United Bank Risk Officer Agrees to $450k Penalty for AML Compliance Failures
Compliance professionals face extraordinary risks – not just for the enterprise but personal risks. CCOs should not panic or overreact when the government brings an enforcement action against a compliance officer for a company’s compliance failure.
The lesson for compliance officers who work in regulated industries is fairly straightforward – when faced with real compliance problems, compliance professionals have to document efforts to address the deficiencies. If a compliance professional fails to act in the face of clear and communicated deficiencies, the compliance professional faces risks of civil enforcement by regulatory agencies.

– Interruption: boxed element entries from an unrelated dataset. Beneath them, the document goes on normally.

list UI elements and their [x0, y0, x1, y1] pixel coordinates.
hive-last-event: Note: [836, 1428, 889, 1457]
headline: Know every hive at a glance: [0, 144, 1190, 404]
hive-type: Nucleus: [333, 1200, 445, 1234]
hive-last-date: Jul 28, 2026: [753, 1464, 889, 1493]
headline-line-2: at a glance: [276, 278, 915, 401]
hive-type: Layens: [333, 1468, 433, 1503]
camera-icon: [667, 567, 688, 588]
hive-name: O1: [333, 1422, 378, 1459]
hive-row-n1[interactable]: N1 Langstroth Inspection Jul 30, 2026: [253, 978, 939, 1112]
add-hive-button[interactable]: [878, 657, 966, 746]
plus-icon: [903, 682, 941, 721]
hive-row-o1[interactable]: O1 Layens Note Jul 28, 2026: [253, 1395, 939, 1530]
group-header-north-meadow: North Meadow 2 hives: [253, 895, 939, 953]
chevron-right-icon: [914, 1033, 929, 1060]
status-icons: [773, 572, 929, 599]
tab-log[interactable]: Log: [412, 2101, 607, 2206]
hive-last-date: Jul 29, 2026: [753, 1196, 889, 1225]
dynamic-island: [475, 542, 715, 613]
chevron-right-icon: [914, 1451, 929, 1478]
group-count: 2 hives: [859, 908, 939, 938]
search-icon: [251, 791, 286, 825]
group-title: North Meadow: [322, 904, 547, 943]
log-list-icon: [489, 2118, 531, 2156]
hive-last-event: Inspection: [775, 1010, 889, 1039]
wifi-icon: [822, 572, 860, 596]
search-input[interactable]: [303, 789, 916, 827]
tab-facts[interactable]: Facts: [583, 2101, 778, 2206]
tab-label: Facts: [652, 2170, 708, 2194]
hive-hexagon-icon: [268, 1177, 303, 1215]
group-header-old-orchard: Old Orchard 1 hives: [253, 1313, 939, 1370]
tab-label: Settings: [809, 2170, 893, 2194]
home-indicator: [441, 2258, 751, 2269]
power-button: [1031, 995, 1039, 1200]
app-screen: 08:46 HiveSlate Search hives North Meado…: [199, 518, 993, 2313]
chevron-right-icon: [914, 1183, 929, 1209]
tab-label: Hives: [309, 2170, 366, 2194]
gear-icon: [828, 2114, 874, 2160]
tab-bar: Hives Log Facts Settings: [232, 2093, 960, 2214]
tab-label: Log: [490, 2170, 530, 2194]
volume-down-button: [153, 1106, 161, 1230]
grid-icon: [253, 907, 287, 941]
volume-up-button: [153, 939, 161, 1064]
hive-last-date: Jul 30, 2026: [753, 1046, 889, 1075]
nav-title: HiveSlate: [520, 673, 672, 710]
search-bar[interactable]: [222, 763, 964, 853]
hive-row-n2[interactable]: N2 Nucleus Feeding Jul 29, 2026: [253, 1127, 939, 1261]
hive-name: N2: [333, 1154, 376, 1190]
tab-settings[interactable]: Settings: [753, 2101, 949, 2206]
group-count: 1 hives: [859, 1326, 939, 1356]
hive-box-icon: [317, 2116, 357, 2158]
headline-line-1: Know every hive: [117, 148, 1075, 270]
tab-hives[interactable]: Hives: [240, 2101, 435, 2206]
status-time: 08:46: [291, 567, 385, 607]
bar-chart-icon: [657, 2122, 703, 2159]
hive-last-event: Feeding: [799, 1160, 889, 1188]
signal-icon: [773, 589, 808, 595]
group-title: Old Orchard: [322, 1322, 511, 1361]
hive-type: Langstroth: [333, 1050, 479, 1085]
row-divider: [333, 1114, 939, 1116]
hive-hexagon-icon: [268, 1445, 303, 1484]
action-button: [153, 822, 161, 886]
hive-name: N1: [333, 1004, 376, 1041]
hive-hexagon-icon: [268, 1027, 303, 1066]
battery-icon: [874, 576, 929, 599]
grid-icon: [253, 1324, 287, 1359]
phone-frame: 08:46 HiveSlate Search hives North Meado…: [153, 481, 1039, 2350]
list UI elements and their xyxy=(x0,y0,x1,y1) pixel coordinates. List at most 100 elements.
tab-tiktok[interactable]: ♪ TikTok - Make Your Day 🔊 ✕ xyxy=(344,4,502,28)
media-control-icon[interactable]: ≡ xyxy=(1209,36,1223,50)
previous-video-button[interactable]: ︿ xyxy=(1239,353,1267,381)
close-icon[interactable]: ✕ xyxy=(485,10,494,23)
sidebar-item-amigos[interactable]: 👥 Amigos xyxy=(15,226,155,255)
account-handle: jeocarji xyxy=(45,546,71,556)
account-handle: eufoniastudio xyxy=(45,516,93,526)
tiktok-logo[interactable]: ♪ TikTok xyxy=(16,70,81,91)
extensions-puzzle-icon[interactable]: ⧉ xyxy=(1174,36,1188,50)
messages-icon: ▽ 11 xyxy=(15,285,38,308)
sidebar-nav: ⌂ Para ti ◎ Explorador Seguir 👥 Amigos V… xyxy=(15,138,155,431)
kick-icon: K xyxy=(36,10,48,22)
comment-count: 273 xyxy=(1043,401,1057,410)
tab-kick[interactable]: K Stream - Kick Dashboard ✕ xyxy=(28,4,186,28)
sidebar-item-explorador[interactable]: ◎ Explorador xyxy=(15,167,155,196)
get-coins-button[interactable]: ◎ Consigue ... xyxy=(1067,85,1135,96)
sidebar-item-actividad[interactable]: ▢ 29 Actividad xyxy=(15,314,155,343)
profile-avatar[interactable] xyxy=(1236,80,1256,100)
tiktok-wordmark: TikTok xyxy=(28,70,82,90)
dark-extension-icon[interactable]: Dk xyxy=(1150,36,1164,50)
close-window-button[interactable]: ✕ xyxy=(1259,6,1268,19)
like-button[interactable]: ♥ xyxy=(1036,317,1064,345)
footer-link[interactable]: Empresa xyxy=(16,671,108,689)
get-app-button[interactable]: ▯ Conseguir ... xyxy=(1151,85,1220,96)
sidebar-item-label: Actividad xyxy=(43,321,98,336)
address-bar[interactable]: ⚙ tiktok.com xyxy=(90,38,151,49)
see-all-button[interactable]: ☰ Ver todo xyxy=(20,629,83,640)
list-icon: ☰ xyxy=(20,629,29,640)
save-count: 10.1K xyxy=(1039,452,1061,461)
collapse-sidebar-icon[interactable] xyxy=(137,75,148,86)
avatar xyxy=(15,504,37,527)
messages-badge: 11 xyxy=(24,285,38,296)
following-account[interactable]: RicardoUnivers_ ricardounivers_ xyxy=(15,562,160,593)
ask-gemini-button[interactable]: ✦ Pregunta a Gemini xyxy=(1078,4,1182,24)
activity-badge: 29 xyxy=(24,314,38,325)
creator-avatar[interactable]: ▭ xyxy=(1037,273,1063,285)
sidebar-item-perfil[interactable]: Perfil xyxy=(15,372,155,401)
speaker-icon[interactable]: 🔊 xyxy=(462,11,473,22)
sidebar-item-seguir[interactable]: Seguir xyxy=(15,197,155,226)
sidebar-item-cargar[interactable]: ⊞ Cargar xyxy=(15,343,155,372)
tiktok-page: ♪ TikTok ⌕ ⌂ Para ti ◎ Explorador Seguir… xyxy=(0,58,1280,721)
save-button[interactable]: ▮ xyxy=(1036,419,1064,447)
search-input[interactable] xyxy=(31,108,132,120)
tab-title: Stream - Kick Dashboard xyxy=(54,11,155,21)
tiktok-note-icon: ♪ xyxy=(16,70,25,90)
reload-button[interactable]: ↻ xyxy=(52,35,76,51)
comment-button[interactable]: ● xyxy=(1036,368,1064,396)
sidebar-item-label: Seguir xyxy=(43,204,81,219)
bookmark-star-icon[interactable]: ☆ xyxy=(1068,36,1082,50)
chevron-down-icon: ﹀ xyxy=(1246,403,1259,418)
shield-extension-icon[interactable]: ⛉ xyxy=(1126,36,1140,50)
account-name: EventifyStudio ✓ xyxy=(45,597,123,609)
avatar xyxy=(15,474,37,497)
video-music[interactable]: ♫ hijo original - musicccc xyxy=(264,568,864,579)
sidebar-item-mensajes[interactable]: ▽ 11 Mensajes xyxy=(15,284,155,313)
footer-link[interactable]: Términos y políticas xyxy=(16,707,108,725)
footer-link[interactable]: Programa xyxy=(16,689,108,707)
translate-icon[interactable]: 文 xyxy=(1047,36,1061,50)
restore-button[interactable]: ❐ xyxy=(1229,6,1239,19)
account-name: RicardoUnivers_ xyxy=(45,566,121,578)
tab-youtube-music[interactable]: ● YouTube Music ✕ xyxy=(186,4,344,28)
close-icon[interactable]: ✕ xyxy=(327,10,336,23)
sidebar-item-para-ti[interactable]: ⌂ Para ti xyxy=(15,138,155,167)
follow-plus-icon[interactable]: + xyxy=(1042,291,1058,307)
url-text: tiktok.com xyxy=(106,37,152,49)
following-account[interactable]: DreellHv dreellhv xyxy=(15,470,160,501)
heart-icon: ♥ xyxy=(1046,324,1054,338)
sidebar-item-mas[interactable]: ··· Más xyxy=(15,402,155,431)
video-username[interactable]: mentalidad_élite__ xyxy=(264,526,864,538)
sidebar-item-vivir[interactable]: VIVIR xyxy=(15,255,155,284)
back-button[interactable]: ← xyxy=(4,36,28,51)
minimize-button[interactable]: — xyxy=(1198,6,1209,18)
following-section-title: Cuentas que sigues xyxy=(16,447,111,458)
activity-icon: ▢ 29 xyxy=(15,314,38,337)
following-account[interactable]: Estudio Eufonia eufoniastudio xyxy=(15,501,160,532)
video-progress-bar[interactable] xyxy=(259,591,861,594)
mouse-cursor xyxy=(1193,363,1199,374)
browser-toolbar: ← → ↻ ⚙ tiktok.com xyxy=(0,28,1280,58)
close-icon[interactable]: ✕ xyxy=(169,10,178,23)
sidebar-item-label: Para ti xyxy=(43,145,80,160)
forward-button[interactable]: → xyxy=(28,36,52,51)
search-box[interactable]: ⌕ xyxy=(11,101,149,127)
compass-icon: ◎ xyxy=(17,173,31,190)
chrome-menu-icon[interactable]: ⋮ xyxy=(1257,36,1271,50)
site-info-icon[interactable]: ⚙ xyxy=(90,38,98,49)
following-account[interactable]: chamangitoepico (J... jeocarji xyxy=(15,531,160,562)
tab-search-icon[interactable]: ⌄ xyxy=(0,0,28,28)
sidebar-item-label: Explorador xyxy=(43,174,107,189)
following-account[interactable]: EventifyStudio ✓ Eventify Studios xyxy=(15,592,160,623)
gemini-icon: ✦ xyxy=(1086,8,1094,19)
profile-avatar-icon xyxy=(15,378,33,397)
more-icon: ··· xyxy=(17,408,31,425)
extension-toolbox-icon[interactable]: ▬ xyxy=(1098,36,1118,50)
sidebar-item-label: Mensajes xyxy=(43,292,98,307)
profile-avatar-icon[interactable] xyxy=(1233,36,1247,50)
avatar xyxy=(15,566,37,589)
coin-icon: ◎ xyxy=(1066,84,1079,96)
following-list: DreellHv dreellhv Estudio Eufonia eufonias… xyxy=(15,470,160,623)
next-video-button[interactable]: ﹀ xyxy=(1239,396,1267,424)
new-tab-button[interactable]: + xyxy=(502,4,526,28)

This unfortunate scenario was underscored by the recent settlement announced by FinCEN and Michael LaFontaine, the former Chief Operational Risk Officer (and prior to that, Deputy Risk Officer and Chief Compliance Officer) at U.S. Bank for his failure to prevent violations of the Bank Secrecy Act (“BSA”).
In February 2018, U.S. Bank (“USB”) entered into a two-year deferred prosecution agreement (“DPA”) and paid $163 million to settle AML violations. USB was cited for AML deficiencies and for failing to file suspicious activity reports (“SARs”). USB paid $458 million in a forfeiture action, a $75 million penalty to the Office of the Comptroller of the Currency, and a $70 million penalty to FInCEN.
FinCEN’s settlement with LaFontaine outlines his involvement in the oversight and operation of USB’s AML program.
At its core, LaFontaine was made aware of two significant deficiencies in USB’s AML program:
First, USB placed an arbitrary cap on the number of transactions flagged by its automatic transaction monitoring program for investigation as “suspicious” because of the limited number of investigators available to follow up on the transactions; and
Second, USB’s AML program was staffed by an inadequate number of personnel in light of its risk profile.
LaFontaine was cited for his failure to act over a nine-year period, 2005 to 2014, in response to clear information concerning USB’s long-standing AML compliance deficiencies. In particular, USB’s arbitrary cap on suspicious transaction alerts excluded a number of transactions, a significant percentage of which would have required a SARs filing.
LaFontaine was warned by two AML officers of the arbitrary caps, and the OCC repeatedly warned USB to eliminate these arbitrary caps on transaction alerts but LaFontaine and others at USB failed to act.
In 2009 and 2010, the AML officer wrote memos to LaFontaine alerting him to USB’s AML program deficiencies, which resulted in a failure to file SARs for a number of transactions excluded by the arbitrary cap. USB personnel wanted to expand the number of transactions flagged for follow up but over the next three years, nothing changed and by 2012, USB decided to discontinue sampling and testing of excluded transactions.
In 2012, USB hired a new CCO and a new AML officer. The new AML officer raised similar objections concerning USB’s AML program. The new CCO also raised the issue with LaFontaine, who again failed to act.
In November 2013, USB’s CEO conducted a meeting with the AML officer and CCO to review USB’s AML program. The PowerPoint presentation highlighted in the beginning the significant deficiencies noted by the AML officer and the CCO. LaFontaine reviewed the presentation and failed to raise with the CEO the issue of the arbitrary caps and other AML program deficiencies.